Ginseng is a traditional Chinese medicine, which has the function of reinforcing vital energy, reviving yang for resuscitation. Ginsenoside has potentially beneficial effects on CVD, including antioxidation, reducing platelet adhesion, and improving lipid metabolism. Ginsenoside Rb1 has a protective effect on vascular endothelial cells damaged by oxidative stress or oxidized low-density lipoprotein. It protects endothelial cells in many ways, such as increasing the expression of eNOS, antioxidant enzyme activity, protecting mitochondria, and upregulating the expression of vascular endothelial growth factor [44, 45]. Ginsenoside Rg1 and Ginsenoside Re have significant angiopoietin-like effects. Liang et al. treated myocardial infarction rats with G-Rg1 and then found that G-Rg1 could promote tissue regeneration and prevent the expansion of the infarction area [46].

4.4. Gegen Qinlian Decoction (GQD)

Recent studies have discovered that GQD, a Chinese herbal formula, can alleviate type 2 diabetes (T2D). In a double-blind, randomized controlled study of 187 T2D patients, patients were randomized to receive high-dose (HD), medium-dose (MD), and low-dose (LD) GQD or placebo for 12 weeks. GQD could significantly reduce the levels of fasting blood glucose (FBG) and glycated hemoglobin (HbA1c), but also apparently increase the levels of HOMA-β. Plasma levels of tumor necrosis factor A, adiponectin, and serum amyloid A were not significantly different in the four groups. GQD apparently increased the level of Faecalibacterium prausnitzii, a beneficial bacterium that is negatively associated with FBG, HbA1c, and 2-h postprandial blood glucose levels. These suggest that GQD may play a role in the treatment of T2D by regulating gut flora [10].

5. Conclusion and Future Perspective

Increasing evidence has shown that the gut flora plays an important role in the occurrence and development of many diseases. Regulation of intestinal bacterial metabolism may be a new pharmacological target for the treatment of CVD. This requires a more systematic understanding of how intestinal microorganisms convert diets or traditional Chinese medicines into metabolites that interact with surrounding tissues and organs. High-throughput analysis and bioinformatics can help us to study the changes and regularities of endogenous global metabolism. Furthermore, it is conducive to understand the mechanism of how metabolites interact with host receptors.
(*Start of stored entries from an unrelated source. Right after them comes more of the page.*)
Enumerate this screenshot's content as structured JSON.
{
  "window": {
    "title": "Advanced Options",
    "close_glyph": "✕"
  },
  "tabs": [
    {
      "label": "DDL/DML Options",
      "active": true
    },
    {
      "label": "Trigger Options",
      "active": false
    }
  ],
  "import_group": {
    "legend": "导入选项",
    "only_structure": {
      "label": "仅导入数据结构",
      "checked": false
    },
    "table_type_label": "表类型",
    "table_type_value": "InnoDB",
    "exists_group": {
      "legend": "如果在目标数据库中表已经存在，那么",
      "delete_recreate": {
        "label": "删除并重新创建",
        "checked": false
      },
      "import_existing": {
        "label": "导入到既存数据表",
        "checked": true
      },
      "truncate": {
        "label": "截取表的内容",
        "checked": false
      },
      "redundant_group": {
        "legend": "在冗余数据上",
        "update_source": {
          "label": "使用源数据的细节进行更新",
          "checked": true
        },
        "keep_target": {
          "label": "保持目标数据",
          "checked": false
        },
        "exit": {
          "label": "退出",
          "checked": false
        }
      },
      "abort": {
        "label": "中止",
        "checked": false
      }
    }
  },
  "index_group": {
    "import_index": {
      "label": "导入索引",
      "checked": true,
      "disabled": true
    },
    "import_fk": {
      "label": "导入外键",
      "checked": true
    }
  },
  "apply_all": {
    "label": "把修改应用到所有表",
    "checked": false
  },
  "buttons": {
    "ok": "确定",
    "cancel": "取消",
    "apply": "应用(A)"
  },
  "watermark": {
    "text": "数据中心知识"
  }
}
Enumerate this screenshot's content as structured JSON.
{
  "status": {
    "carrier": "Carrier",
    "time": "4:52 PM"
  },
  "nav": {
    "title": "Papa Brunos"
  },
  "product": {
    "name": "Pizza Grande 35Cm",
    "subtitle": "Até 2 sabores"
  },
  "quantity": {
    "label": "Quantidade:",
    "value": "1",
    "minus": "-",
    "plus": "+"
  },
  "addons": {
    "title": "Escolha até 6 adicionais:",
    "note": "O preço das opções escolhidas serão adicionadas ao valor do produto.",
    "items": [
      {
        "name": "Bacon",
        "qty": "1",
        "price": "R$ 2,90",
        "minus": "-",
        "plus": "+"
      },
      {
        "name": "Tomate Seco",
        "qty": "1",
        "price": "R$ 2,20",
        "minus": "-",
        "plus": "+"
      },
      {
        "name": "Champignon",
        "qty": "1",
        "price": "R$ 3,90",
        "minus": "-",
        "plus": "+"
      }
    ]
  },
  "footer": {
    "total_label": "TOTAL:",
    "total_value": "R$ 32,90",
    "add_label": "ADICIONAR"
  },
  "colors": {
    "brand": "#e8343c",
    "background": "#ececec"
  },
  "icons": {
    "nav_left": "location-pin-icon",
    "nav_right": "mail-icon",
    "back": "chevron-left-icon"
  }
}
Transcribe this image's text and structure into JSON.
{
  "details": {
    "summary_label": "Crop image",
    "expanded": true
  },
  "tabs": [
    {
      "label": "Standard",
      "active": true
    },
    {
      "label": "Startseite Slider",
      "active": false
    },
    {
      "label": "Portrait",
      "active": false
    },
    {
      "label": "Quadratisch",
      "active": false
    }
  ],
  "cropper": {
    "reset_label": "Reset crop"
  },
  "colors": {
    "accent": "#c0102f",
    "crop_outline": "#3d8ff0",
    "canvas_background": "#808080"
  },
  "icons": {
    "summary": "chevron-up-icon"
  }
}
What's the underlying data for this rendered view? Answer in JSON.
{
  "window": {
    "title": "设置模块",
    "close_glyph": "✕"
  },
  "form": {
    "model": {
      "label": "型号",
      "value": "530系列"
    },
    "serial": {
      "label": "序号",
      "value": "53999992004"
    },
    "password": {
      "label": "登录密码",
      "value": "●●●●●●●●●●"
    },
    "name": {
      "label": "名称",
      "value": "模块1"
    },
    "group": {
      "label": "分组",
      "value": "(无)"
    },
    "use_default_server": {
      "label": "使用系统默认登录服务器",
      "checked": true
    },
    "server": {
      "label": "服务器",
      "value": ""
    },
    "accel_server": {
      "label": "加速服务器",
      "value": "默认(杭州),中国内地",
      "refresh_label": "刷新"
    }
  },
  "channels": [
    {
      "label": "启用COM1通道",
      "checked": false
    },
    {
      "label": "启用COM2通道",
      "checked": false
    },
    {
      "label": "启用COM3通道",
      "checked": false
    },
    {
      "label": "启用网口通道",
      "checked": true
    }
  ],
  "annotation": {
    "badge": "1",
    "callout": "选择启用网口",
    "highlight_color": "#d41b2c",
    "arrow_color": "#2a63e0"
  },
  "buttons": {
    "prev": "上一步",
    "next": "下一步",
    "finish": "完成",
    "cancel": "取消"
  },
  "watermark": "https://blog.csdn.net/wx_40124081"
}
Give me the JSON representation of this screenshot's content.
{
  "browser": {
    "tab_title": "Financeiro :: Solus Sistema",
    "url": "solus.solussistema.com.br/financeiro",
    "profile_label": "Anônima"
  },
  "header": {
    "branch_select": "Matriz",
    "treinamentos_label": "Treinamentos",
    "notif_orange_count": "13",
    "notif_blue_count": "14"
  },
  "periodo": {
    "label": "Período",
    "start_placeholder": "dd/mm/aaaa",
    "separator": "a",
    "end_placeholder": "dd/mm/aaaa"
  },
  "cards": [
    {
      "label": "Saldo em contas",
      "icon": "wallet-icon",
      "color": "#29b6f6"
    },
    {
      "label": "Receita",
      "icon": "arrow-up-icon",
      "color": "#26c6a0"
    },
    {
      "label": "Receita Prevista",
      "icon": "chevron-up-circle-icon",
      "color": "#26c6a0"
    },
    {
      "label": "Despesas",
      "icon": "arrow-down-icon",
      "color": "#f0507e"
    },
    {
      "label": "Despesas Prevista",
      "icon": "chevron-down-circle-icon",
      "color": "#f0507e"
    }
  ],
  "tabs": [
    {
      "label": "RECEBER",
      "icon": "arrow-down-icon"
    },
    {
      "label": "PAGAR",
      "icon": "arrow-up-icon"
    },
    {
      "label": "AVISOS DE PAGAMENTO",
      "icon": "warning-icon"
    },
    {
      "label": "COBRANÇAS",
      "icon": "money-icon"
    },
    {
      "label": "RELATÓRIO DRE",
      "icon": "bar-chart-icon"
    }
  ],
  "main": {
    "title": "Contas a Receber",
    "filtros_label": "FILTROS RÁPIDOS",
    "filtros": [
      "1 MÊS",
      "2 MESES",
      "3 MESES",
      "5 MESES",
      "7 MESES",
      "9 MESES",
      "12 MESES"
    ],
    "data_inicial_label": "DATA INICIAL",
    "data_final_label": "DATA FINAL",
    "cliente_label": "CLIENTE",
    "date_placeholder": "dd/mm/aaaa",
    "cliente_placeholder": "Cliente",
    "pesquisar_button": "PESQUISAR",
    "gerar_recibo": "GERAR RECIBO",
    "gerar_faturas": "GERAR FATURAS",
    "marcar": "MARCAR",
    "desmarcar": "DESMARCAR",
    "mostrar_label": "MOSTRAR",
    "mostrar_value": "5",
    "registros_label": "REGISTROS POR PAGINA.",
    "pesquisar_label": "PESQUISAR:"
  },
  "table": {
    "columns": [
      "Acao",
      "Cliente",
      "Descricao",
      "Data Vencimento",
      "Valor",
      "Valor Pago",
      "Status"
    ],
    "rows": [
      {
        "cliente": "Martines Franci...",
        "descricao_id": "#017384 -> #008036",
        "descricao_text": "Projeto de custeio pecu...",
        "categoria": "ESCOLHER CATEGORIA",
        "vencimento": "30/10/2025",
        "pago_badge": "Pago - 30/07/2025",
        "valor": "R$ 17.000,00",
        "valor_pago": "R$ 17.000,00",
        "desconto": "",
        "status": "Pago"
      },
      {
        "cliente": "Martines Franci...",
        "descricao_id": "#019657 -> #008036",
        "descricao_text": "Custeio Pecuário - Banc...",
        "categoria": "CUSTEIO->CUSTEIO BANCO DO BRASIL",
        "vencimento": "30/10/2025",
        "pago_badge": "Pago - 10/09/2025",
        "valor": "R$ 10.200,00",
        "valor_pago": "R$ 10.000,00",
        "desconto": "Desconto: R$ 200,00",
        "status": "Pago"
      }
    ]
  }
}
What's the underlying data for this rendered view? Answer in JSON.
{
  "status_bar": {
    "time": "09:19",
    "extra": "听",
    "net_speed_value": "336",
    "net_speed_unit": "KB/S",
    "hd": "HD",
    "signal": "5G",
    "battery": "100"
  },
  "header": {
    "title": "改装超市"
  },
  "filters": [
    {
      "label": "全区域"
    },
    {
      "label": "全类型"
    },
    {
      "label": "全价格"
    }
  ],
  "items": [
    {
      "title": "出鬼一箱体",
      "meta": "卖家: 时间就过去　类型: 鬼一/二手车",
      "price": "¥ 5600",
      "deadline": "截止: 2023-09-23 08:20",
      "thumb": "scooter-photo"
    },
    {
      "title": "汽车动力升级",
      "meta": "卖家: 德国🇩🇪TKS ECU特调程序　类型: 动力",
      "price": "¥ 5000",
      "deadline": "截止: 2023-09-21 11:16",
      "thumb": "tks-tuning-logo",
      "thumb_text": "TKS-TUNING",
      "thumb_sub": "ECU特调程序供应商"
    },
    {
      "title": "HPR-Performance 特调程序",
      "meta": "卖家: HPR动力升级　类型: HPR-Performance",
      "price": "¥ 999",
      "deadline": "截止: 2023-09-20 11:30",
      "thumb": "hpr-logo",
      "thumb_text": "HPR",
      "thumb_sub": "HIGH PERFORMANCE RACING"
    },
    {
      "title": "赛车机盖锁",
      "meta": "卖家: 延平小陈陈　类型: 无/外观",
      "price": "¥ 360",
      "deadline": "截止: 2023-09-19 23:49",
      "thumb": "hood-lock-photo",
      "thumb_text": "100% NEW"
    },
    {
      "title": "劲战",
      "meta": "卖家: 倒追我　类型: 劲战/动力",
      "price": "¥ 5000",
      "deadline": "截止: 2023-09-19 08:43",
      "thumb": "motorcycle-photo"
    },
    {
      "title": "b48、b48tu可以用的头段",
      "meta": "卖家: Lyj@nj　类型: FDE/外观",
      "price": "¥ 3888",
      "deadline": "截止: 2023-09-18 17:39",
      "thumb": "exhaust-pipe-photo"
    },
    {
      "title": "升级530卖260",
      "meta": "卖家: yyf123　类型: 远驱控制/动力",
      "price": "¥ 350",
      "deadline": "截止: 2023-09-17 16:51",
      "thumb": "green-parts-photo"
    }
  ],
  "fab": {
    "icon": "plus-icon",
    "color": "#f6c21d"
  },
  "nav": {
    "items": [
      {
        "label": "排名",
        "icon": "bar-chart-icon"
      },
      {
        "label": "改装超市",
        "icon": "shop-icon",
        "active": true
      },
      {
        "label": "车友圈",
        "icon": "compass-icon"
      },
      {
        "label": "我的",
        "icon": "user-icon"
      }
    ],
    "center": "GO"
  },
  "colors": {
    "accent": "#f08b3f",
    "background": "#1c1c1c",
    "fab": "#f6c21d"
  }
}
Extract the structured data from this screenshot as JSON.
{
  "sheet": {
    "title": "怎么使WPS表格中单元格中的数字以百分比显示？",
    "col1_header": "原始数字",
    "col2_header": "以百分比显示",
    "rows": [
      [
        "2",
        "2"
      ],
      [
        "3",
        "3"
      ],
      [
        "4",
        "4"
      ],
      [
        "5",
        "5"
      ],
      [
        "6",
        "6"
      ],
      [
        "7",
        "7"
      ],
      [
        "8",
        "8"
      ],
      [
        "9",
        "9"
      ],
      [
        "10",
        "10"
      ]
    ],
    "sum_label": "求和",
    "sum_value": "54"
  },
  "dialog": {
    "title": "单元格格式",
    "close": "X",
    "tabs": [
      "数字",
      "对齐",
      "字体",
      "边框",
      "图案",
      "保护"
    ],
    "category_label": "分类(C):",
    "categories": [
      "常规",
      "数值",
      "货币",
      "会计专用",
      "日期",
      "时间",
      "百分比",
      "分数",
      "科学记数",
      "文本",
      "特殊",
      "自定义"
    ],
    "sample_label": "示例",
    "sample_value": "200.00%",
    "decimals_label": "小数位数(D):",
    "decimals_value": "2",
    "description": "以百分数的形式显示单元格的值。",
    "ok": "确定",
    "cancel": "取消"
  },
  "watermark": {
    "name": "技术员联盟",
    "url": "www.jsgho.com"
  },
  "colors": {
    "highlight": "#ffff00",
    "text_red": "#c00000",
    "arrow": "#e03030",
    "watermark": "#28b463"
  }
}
Traditional Chinese medicine can treat diseases by regulating intestinal flora to change the metabolism of the body. Therefore, the identification of gut microbiota and their metabolites will be significant in developing individualized intervention strategies.

Conflicts of Interest

The authors declare that they have no conflicts of interest.


This work was partially supported by the National Natural Science Foundation of China (grant no. 81573708); the Guangdong Natural Science Funds for Distinguished Young Scholars (grant no. 2015A030306049); the Discipline of Integrated Chinese and Western Medicine in Guangzhou University of Chinese Medicine (grant no. YN2015MS21, Lei Wang); and the Guangdong Special Support Program for Distinguished Scholars (no. 2015TQ01R588).